Operasional SPBU Sempat Disesuaikan Saat Gempa Susulan

Baron menjelaskan, seluruh fuel terminal yang sempat terdampak kini telah kembali beroperasi normal. Hal yang sama berlaku untuk seluruh SPBU di NTT yang sebelumnya sempat menyesuaikan jam operasional mereka.

Penyesuaian tersebut dilakukan sebagai langkah antisipasi saat terjadi gempa susulan, mengikuti standar operasional prosedur (SOP) keselamatan yang berlaku di lingkungan Pertamina.

"SPBU juga sudah beroperasi, sudah semua.
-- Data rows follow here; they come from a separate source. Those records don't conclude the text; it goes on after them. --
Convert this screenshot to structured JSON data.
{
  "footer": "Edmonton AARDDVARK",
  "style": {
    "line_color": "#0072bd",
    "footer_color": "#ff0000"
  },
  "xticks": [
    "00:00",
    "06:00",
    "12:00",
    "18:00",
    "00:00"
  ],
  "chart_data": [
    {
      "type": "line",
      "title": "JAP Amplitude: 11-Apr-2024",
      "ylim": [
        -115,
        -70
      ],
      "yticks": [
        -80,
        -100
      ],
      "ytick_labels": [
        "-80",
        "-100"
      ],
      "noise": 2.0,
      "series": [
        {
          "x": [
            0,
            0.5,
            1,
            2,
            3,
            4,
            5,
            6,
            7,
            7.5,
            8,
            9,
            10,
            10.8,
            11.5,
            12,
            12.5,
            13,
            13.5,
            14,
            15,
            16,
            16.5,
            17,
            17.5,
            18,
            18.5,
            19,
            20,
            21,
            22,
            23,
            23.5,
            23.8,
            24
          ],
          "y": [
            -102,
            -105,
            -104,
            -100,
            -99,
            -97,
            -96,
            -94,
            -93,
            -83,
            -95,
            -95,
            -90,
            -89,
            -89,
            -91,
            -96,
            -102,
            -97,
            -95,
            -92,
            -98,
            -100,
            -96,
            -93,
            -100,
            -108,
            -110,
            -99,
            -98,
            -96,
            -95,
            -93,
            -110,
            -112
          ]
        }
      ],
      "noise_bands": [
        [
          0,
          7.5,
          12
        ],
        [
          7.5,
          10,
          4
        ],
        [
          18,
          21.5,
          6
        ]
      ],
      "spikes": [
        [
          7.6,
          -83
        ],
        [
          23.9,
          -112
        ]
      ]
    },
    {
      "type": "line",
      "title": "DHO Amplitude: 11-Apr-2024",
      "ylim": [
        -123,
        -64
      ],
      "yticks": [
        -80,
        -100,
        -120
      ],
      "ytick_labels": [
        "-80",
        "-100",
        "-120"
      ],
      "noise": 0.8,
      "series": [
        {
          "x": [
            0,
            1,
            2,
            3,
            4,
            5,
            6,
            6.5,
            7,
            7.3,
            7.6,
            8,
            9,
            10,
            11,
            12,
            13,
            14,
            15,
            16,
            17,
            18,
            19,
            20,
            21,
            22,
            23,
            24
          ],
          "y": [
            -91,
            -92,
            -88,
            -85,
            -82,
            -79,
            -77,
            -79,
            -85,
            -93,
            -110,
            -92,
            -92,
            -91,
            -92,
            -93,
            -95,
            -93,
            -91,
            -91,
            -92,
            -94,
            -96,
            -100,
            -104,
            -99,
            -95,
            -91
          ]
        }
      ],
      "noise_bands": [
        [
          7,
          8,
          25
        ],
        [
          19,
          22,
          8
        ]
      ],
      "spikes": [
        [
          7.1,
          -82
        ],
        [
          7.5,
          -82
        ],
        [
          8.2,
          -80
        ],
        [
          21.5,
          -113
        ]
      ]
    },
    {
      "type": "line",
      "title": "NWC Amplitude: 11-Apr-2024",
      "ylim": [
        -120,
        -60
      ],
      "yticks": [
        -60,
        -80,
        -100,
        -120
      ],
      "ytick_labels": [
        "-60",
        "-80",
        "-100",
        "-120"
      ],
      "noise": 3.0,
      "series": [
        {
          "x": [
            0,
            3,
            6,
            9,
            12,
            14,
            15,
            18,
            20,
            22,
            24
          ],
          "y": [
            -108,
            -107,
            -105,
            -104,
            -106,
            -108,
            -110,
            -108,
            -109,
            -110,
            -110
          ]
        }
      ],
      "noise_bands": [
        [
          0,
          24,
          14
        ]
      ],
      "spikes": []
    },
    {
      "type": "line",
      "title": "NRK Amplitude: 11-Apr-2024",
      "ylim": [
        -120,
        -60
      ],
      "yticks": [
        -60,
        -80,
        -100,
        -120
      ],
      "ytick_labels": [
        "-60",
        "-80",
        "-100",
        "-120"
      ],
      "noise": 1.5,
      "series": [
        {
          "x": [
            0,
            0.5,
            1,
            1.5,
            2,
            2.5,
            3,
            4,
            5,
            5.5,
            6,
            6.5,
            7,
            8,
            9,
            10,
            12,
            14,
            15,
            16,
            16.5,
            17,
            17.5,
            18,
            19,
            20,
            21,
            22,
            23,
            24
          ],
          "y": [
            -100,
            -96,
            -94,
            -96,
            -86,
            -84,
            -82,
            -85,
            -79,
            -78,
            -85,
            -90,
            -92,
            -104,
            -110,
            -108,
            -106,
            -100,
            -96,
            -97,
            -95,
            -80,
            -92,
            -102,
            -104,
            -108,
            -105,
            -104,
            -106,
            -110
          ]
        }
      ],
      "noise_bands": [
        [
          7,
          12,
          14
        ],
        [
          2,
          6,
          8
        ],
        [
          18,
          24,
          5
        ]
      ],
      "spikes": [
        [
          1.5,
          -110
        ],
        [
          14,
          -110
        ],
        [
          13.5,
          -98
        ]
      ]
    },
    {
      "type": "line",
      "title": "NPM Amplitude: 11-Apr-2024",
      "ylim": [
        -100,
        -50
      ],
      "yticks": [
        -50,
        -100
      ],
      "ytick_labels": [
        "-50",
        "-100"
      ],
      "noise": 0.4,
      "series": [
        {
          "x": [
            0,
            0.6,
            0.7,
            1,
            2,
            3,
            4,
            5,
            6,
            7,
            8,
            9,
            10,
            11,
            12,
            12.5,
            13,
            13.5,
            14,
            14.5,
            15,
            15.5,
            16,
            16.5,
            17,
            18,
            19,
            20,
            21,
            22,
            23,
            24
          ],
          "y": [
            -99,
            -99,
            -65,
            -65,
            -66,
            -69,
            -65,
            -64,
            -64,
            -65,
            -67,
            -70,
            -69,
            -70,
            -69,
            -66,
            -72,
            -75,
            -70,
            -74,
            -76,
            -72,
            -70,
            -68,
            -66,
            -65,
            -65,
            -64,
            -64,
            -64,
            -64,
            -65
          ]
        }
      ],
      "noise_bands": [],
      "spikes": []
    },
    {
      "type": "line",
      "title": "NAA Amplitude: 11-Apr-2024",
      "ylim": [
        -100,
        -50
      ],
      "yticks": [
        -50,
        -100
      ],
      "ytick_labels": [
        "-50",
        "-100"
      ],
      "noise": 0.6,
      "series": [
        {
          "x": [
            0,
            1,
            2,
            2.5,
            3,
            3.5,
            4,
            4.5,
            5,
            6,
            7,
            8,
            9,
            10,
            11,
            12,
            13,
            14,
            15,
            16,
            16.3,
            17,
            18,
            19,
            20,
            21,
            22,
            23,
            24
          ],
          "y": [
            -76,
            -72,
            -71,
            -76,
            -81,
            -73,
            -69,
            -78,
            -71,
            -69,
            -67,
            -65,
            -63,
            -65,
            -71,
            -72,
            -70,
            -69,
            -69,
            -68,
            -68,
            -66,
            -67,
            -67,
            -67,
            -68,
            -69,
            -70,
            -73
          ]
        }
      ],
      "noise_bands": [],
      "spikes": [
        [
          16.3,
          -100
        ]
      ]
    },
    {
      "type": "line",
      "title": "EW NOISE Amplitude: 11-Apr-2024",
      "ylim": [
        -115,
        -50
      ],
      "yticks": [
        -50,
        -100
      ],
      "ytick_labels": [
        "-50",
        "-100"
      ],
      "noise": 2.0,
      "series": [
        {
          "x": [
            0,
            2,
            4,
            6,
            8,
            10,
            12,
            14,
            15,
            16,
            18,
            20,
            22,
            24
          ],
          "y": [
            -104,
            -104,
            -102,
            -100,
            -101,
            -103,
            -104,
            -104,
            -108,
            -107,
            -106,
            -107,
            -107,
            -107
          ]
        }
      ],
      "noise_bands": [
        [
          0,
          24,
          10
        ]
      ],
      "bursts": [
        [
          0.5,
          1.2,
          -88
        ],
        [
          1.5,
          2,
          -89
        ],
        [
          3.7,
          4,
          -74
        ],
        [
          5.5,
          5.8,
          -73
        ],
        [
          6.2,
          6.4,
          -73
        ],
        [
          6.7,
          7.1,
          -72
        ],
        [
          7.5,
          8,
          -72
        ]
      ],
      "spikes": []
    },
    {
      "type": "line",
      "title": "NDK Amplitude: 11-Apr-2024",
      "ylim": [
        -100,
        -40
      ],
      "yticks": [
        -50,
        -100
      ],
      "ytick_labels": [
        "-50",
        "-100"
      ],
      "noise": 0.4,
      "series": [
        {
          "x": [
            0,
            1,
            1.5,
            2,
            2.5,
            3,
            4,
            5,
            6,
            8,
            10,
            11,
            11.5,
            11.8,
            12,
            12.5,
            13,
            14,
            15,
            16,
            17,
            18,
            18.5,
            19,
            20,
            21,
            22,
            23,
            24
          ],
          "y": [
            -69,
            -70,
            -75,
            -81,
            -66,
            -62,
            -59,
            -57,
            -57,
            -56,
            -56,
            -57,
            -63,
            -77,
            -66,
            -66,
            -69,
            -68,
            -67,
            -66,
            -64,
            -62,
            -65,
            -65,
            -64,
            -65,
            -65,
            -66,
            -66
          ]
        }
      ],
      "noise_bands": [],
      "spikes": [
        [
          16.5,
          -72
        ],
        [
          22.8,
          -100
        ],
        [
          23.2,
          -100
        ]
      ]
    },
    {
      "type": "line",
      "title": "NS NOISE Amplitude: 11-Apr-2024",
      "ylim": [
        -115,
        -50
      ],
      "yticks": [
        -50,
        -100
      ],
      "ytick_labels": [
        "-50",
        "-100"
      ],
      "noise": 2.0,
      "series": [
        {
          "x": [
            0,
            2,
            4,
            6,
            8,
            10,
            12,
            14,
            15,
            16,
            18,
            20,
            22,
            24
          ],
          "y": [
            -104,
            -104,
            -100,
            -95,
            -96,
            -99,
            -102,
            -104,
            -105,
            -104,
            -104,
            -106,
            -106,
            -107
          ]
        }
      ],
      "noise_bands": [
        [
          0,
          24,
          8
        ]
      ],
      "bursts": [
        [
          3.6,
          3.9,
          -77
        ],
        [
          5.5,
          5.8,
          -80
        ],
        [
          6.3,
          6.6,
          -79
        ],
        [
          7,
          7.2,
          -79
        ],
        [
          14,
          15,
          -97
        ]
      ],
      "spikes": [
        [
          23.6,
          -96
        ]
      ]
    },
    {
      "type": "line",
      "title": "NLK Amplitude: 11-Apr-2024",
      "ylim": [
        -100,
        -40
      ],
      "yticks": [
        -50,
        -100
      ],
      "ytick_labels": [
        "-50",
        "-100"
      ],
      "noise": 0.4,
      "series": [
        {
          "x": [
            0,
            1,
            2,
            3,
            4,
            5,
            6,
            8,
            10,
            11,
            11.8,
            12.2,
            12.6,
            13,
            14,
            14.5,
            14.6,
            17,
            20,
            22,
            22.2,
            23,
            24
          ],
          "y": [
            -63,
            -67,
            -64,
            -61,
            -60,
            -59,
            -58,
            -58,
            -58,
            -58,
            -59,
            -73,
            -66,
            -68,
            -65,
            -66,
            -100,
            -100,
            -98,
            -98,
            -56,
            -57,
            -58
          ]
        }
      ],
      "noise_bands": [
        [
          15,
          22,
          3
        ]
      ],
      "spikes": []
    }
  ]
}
Memang kemarin pada saat terjadi gempa-gempa susulan, sesuai dengan SOP kita harus menyesuaikan bukanya operasionalnya," tutur Baron.

Setelah kondisi dinilai aman, Baron memastikan seluruh operasional dan infrastruktur energi Pertamina telah kembali pulih sepenuhnya.

"Tapi secara operasional dan infrastruktur sudah bisa kembali 100 persen normal," pungkasnya.